O reacionarismo de Haddad em relação a essa temática
rendeu até mesmo elogios do jornal Conservador Estadão que, mesmo sendo um ferrenho crítico do petismo, em seu
editorial do dia 22/01/2013 comemorou a decisão:
“Tomou
o caminho certo o prefeito Fernando Haddad ao autorizar os secretários
municipais e os sub-prefeitos – conforme a situação- acionar a Polícia Militar
(PM) e a Guarda Civil Metropolitana (GCM) para fazer a remoção de moradores de
áreas de risco alto ou muito alto, mesmo contra a sua vontade...”

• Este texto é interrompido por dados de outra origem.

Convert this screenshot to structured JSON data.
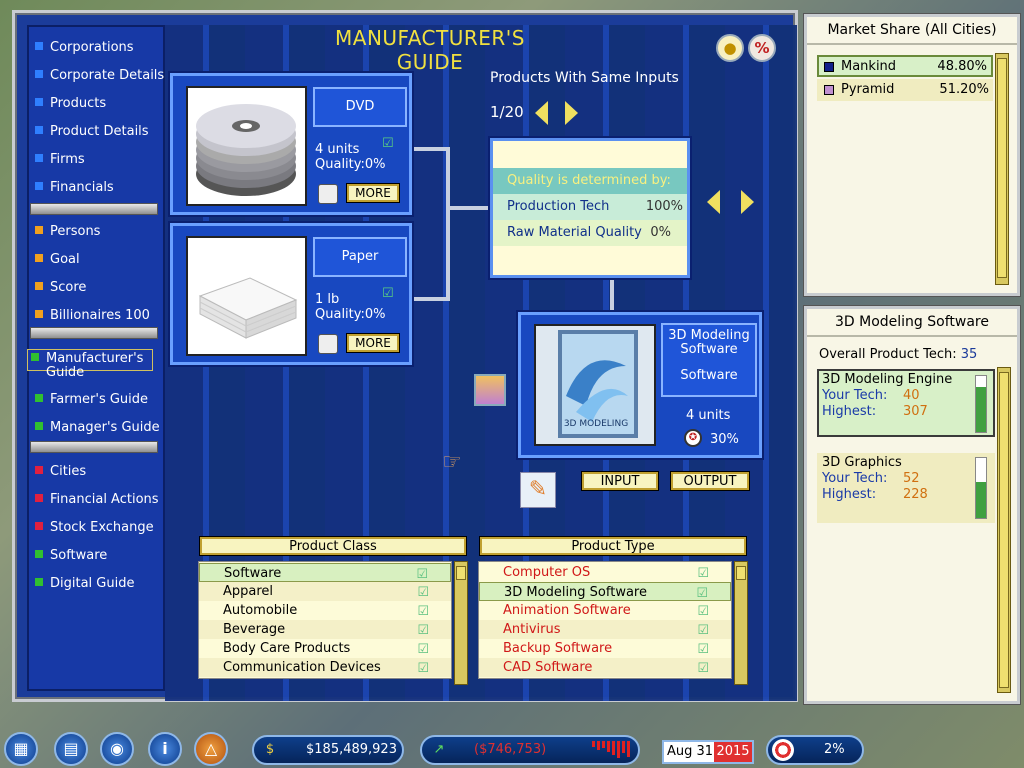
{
  "title": "MANUFACTURER'S GUIDE",
  "menu": {
    "items": [
      {
        "label": "Corporations",
        "bullet": "#2f7fff"
      },
      {
        "label": "Corporate Details",
        "bullet": "#2f7fff"
      },
      {
        "label": "Products",
        "bullet": "#2f7fff"
      },
      {
        "label": "Product Details",
        "bullet": "#2f7fff"
      },
      {
        "label": "Firms",
        "bullet": "#2f7fff"
      },
      {
        "label": "Financials",
        "bullet": "#2f7fff"
      },
      {
        "label": "Persons",
        "bullet": "#f0a020"
      },
      {
        "label": "Goal",
        "bullet": "#f0a020"
      },
      {
        "label": "Score",
        "bullet": "#f0a020"
      },
      {
        "label": "Billionaires 100",
        "bullet": "#f0a020"
      },
      {
        "label": "Manufacturer's Guide",
        "bullet": "#30c030"
      },
      {
        "label": "Farmer's Guide",
        "bullet": "#30c030"
      },
      {
        "label": "Manager's Guide",
        "bullet": "#30c030"
      },
      {
        "label": "Cities",
        "bullet": "#e02040"
      },
      {
        "label": "Financial Actions",
        "bullet": "#e02040"
      },
      {
        "label": "Stock Exchange",
        "bullet": "#e02040"
      },
      {
        "label": "Software",
        "bullet": "#30c030"
      },
      {
        "label": "Digital Guide",
        "bullet": "#30c030"
      }
    ]
  },
  "inputs": [
    {
      "name": "DVD",
      "amount": "4 units",
      "quality": "Quality:0%",
      "more": "MORE",
      "image": "dvd-stack-image"
    },
    {
      "name": "Paper",
      "amount": "1 lb",
      "quality": "Quality:0%",
      "more": "MORE",
      "image": "paper-stack-image"
    }
  ],
  "same_inputs": {
    "label": "Products With Same Inputs",
    "page": "1/20"
  },
  "quality": {
    "heading": "Quality is determined by:",
    "rows": [
      {
        "label": "Production Tech",
        "value": "100%"
      },
      {
        "label": "Raw Material Quality",
        "value": "0%"
      }
    ]
  },
  "output": {
    "name": "3D Modeling Software",
    "category": "Software",
    "amount": "4 units",
    "quality": "30%",
    "box_text": "3D MODELING"
  },
  "buttons": {
    "input": "INPUT",
    "output": "OUTPUT"
  },
  "product_class": {
    "header": "Product Class",
    "items": [
      "Software",
      "Apparel",
      "Automobile",
      "Beverage",
      "Body Care Products",
      "Communication Devices"
    ],
    "selected": 0
  },
  "product_type": {
    "header": "Product Type",
    "items": [
      {
        "label": "Computer OS",
        "color": "#d01818"
      },
      {
        "label": "3D Modeling Software",
        "color": "#000000"
      },
      {
        "label": "Animation Software",
        "color": "#d01818"
      },
      {
        "label": "Antivirus",
        "color": "#d01818"
      },
      {
        "label": "Backup Software",
        "color": "#d01818"
      },
      {
        "label": "CAD Software",
        "color": "#d01818"
      }
    ],
    "selected": 1
  },
  "market_share": {
    "title": "Market Share (All Cities)",
    "rows": [
      {
        "name": "Mankind",
        "value": "48.80%",
        "color": "#10208a"
      },
      {
        "name": "Pyramid",
        "value": "51.20%",
        "color": "#c090d0"
      }
    ]
  },
  "tech_panel": {
    "title": "3D Modeling Software",
    "overall_label": "Overall Product Tech:",
    "overall_value": "35",
    "your_tech_label": "Your Tech:",
    "highest_label": "Highest:",
    "techs": [
      {
        "name": "3D Modeling Engine",
        "your": "40",
        "highest": "307",
        "fill": 0.8
      },
      {
        "name": "3D Graphics",
        "your": "52",
        "highest": "228",
        "fill": 0.6
      }
    ]
  },
  "status": {
    "cash": "$185,489,923",
    "profit": "($746,753)",
    "date_month": "Aug 31",
    "date_year": "2015",
    "rate": "2%"
  },
  "colors": {
    "accent_yellow": "#f0e040",
    "panel_blue": "#1848c0",
    "profit_red": "#e03030"
  }
}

Nem mesmo as tímidas medidas sociais do governo federal
que Haddad pretende ampliar em São Paulo são suficientes para esconder tamanho
conservadorismo em tão pouco tempo de gestão. Lamentavelmente, esses ataques
aos direitos democráticos e ao conjunto da população trabalhadora de São Paulo,
cujo rol é muito mais extenso do que os que levantamos nessas breves linhas,
não são suficientes para que a Direção do MST, a Consulta Popular e outros
setores da esquerda rompam seu silêncio e encerrem esse vergonhoso apoio a tal
governo. O papel de tais direções, há anos encasteladas nos cargos de segundo
escalão das gestões petistas, é o que explica por que milhares de jovens que
participam de lutas estudantis e populares (como a greve das Federais ou a luta
em defesa do assentamento Milton Santos) votaram em Haddad. O discurso de “mal
menor” que tais movimentos fomentam geram confusões e desmoralização nesses
setores. Esse setor da esquerda, que frequentemente fala em renovação dos
métodos e educação popular, parece se apegar ao que tem de mais atrasado quando
se trata de eleições.
Entendemos que seja fundamental explicar e debater
pacientemente com os estudantes e trabalhadores que saíram a lutar durante todo
o ano passado, inclusive muitas vezes contra as gestões petistas, que tal como
a vitória de nossas demandas apenas é alcançada com métodos combativos e
independentes (como as greves, piquetes, manifestações de rua, ocupações de
terra) é preciso uma atuação nas eleições e no parlamento burguês que também
esteja à altura de nossos objetivos. Não podemos ficar à mercê de partidos,
tais como o PT, que se dizem progressivos, mas que recebem altíssimas somas de
dinheiro de grandes empresas, reprime os operários das obras do PAC, pune os
estudantes que lutam, aprova um reacionário código florestal e engaveta a
reforma agrária. Nenhuma confiança nas organizações e direções políticas que
nos pedem para confiar em nossos inimigos. Ao contrário do que defende a
direção do MST e a Consulta Popular a luta de classes no Brasil não se resume a
polarização PT X PSDB. Esses dois partidos conspiram igualmente contra o povo. Chamamos
os trabalhadores da cidade e do campo, os sem terra, os sem teto, os
quilombolas e os estudantes para que se somem a tarefa histórica de construção
de um pólo alternativo combativo, classista e antiburocrático.
Mais uma vez,
terminamos questionando a Consulta Popular e a coordenação nacional do MST: Até
quando vão pintar de vermelho os candidatos da burguesia? Até quando vão
reduzir a luta de classes na polarização eleitoral PT X PSDB? Até quando vão
ajudar eleitoralmente aqueles que nos reprimem? Até quando estarão ausentes da luta pela construção de uma alternativa de classista?